David Zorrakino - Europa Press
Foco em honorários e comissões de advogados em transferências de jogadores
BARCELONA, 30 set. (EUROPA PRESS) -
A Procuradoria Provincial de Barcelona acusou o ex-presidente do FC Barcelona, Josep Maria Bartomeu, assim como os principais diretores durante seu mandato, de crime continuado de administração desleal por três operações financeiras do clube, de acordo com uma declaração escrita à qual a Europa Press teve acesso.
O Ministério Público atribui o mesmo crime de Bartomeu ao ex-gerente geral do Barça, Òscar Grau, e ao ex-diretor dos serviços jurídicos do clube blaugrana, Roman Gómez Ponti.

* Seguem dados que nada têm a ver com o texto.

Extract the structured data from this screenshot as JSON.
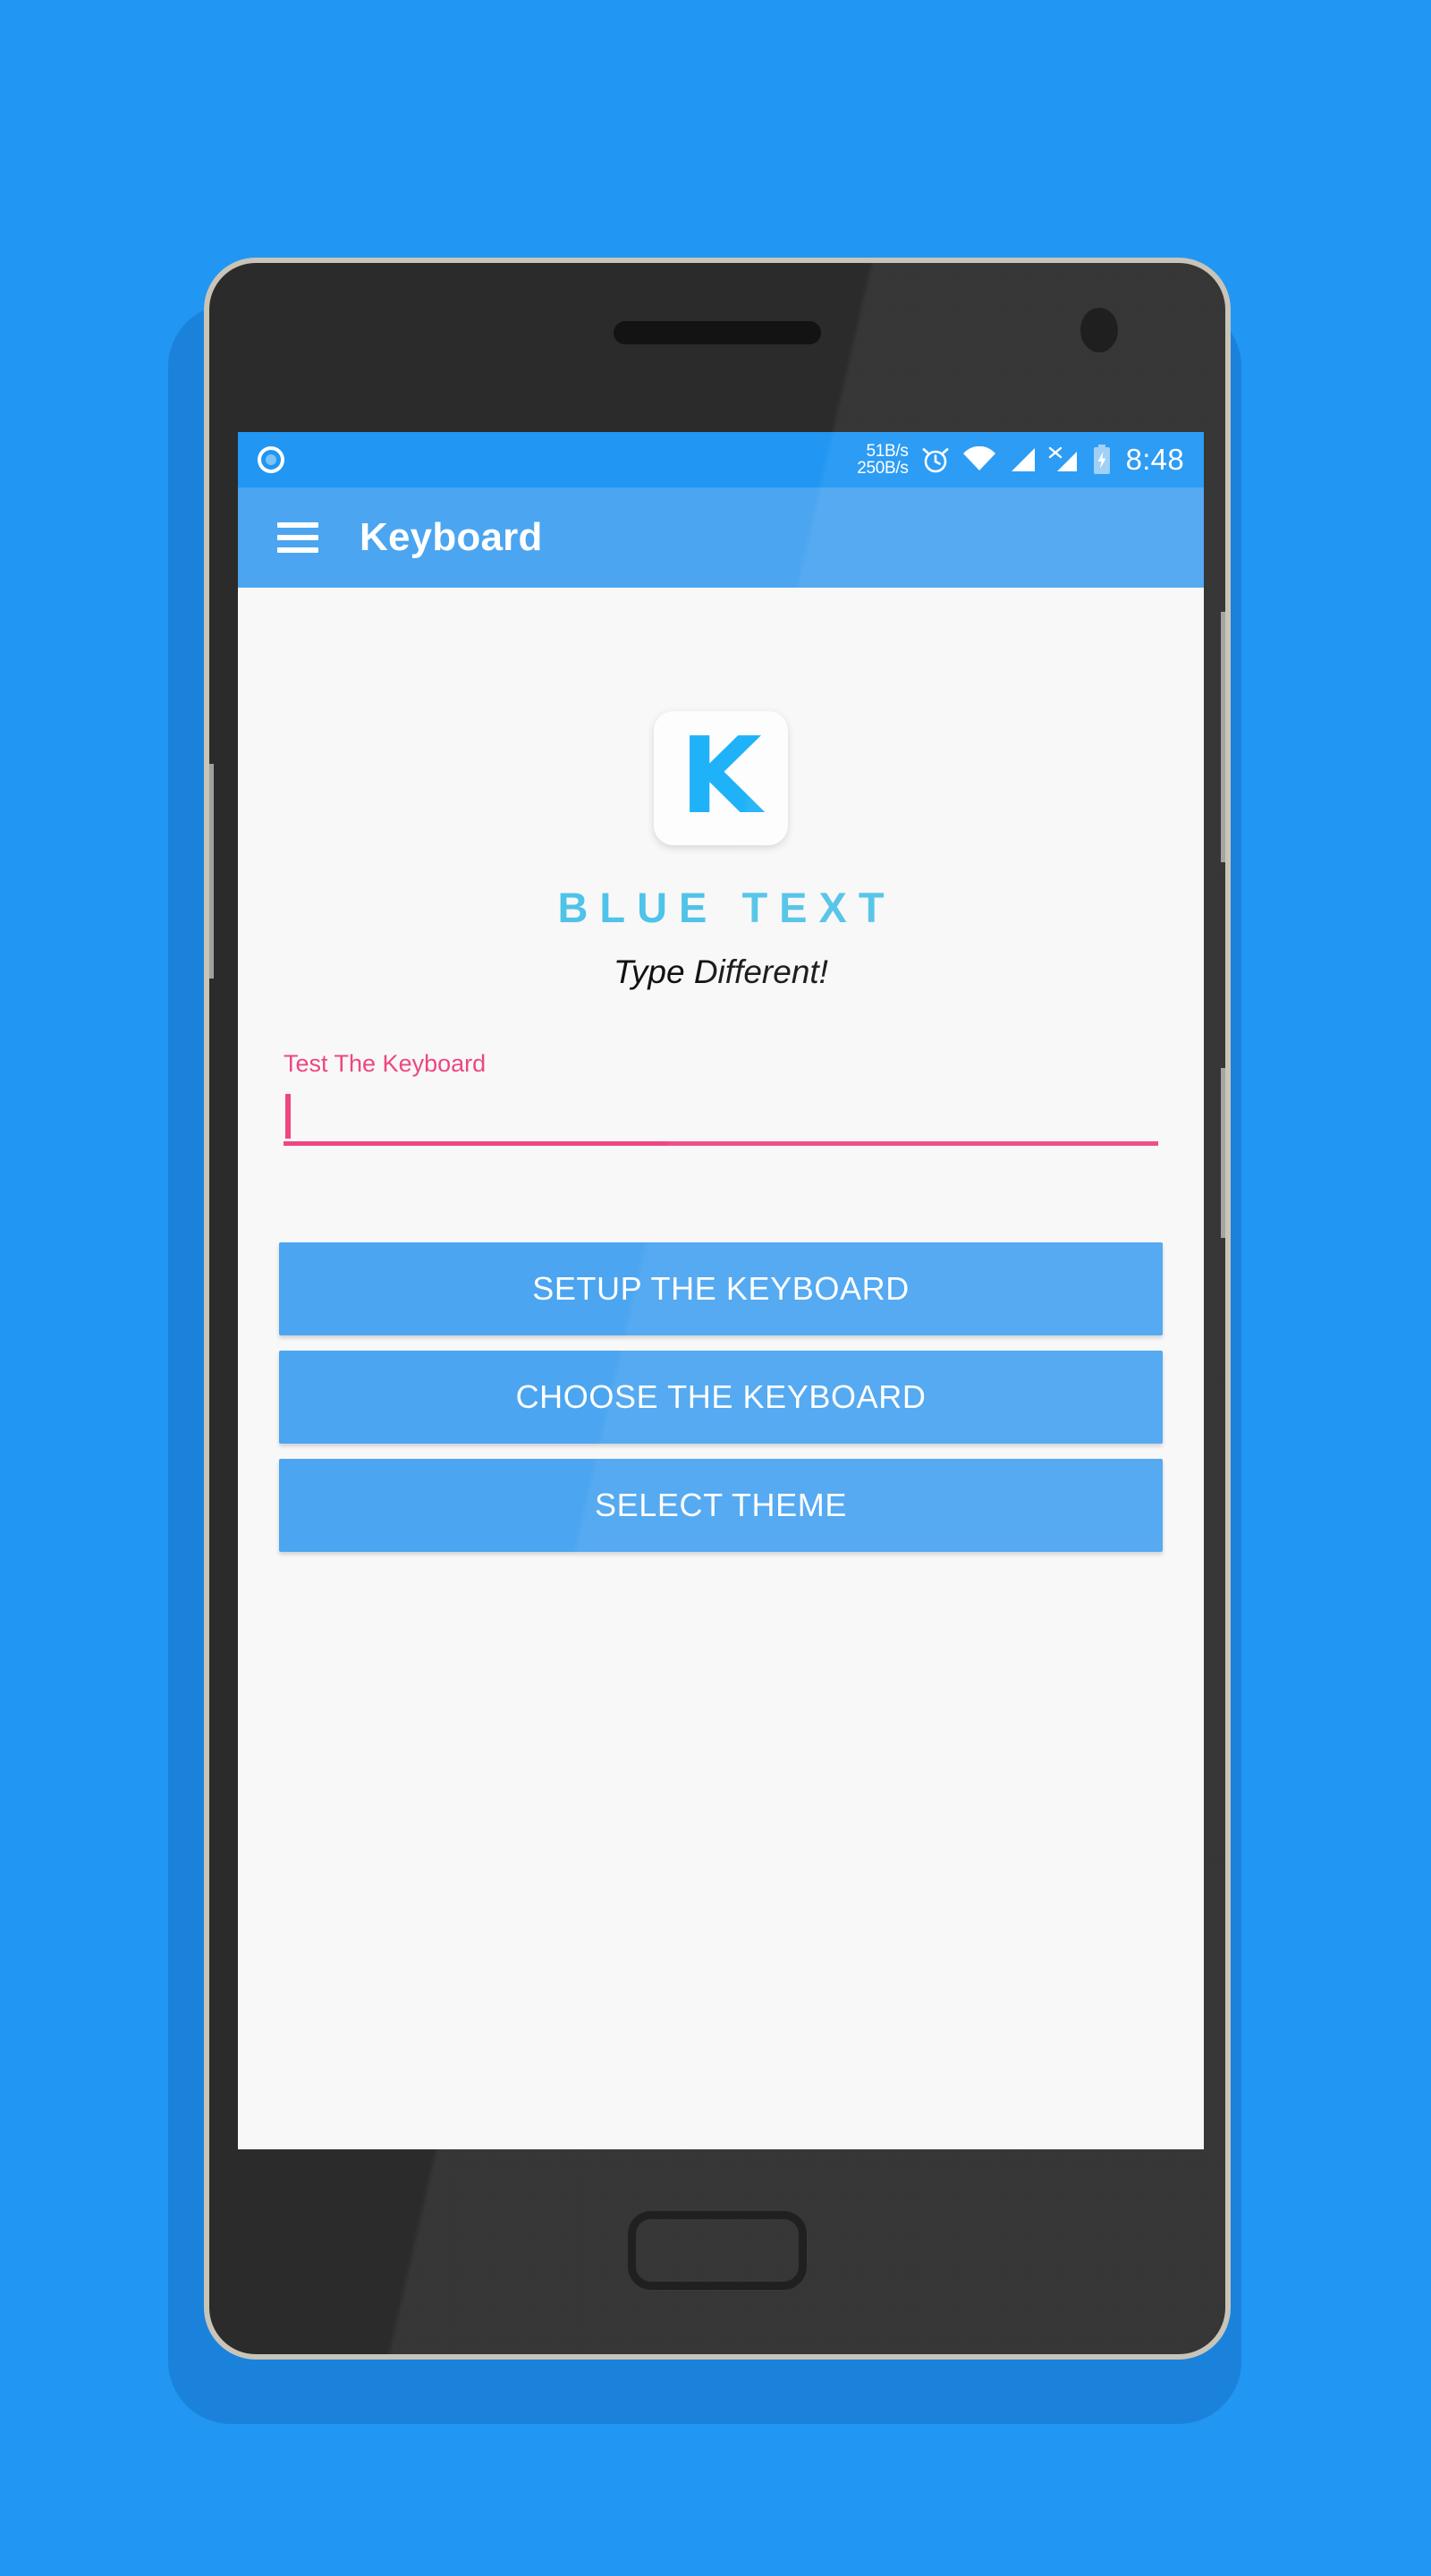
{
  "theme": {
    "page_background": "#2196F3",
    "status_bar_color": "#2196F3",
    "app_bar_color": "#4BA5F0",
    "screen_background": "#F8F8F8",
    "accent_pink": "#EE4682",
    "brand_blue": "#4FC3E8",
    "logo_blue": "#20B2F8",
    "button_blue": "#4BA5F0"
  },
  "status_bar": {
    "notification_icon": "circle-notification-icon",
    "net_speed_up": "51B/s",
    "net_speed_down": "250B/s",
    "alarm_icon": "alarm-clock-icon",
    "wifi_icon": "wifi-icon",
    "signal_icon_1": "signal-bars-icon",
    "signal_icon_2": "signal-no-service-icon",
    "battery_icon": "battery-charging-icon",
    "clock": "8:48"
  },
  "app_bar": {
    "menu_icon": "hamburger-menu-icon",
    "title": "Keyboard"
  },
  "branding": {
    "logo_letter": "K",
    "name": "BLUE TEXT",
    "tagline": "Type Different!"
  },
  "test_field": {
    "label": "Test The Keyboard",
    "value": "",
    "placeholder": ""
  },
  "actions": [
    {
      "label": "SETUP THE KEYBOARD"
    },
    {
      "label": "CHOOSE THE KEYBOARD"
    },
    {
      "label": "SELECT THEME"
    }
  ],
  "device": {
    "earpiece": "earpiece-speaker",
    "front_camera": "front-camera-icon",
    "home_button": "home-button",
    "volume_key": "volume-rocker-key",
    "power_key": "power-key"
  }
}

Como autores de um crime de administração desleal, aponta para o ex-gerente geral do clube, Ignacio Mestre, o ex-vice-presidente de esportes, Jordi Mestre, e o advogado José Ángel González Franco, entre outros, "além dos demais membros" do Conselho de Administração que, entre 2015 e 2019, são credenciados como tendo participado desses eventos.
No total, a ação do Ministério Público é dirigida contra 11 pessoas, incluindo ex-diretores e intermediários nessas operações.
DENÚNCIA DO CONSELHO DE ADMINISTRAÇÃO
A investigação tem origem em uma denúncia apresentada à Procuradoria Provincial de Barcelona pelo secretário da diretoria do Barça em janeiro de 2022, o que levou a Unidade Central de Lavagem de Dinheiro e Crimes Econômicos da Divisão de Investigação Criminal (DIC) dos Mossos d'Esquadra a receber ordens para investigar a gestão dos fundos do clube durante o mandato de Bartomeu.
A partir dessa investigação, o Ministério Público afirma que "foram acreditados fatos que são considerados indicativos de um crime contínuo de administração desleal".
Baseia-se no fato de que, até dezembro de 2017, se o valor dos contratos assinados pelo clube ultrapassasse 200.000 euros, eles deveriam ser aprovados pelo Conselho de Administração e, a partir dessa data, foi criado o Comitê de Adjudicação e Aprovação.
Esse órgão ficou encarregado de aprovar as operações comerciais com valores entre 200.000 euros e 1 milhão de euros, de modo que as que excedessem esse valor também teriam que ser aprovadas pelo Conselho de Administração.
AS OPERAÇÕES
No entanto, a Promotoria aponta que Josep María Bartomeu, que foi presidente da entidade esportiva entre 23 de janeiro de 2014 e 28 de outubro de 2020, "no exercício de seu cargo", e em conluio com terceiros, participou de vários atos que considera que poderiam ter prejudicado o clube.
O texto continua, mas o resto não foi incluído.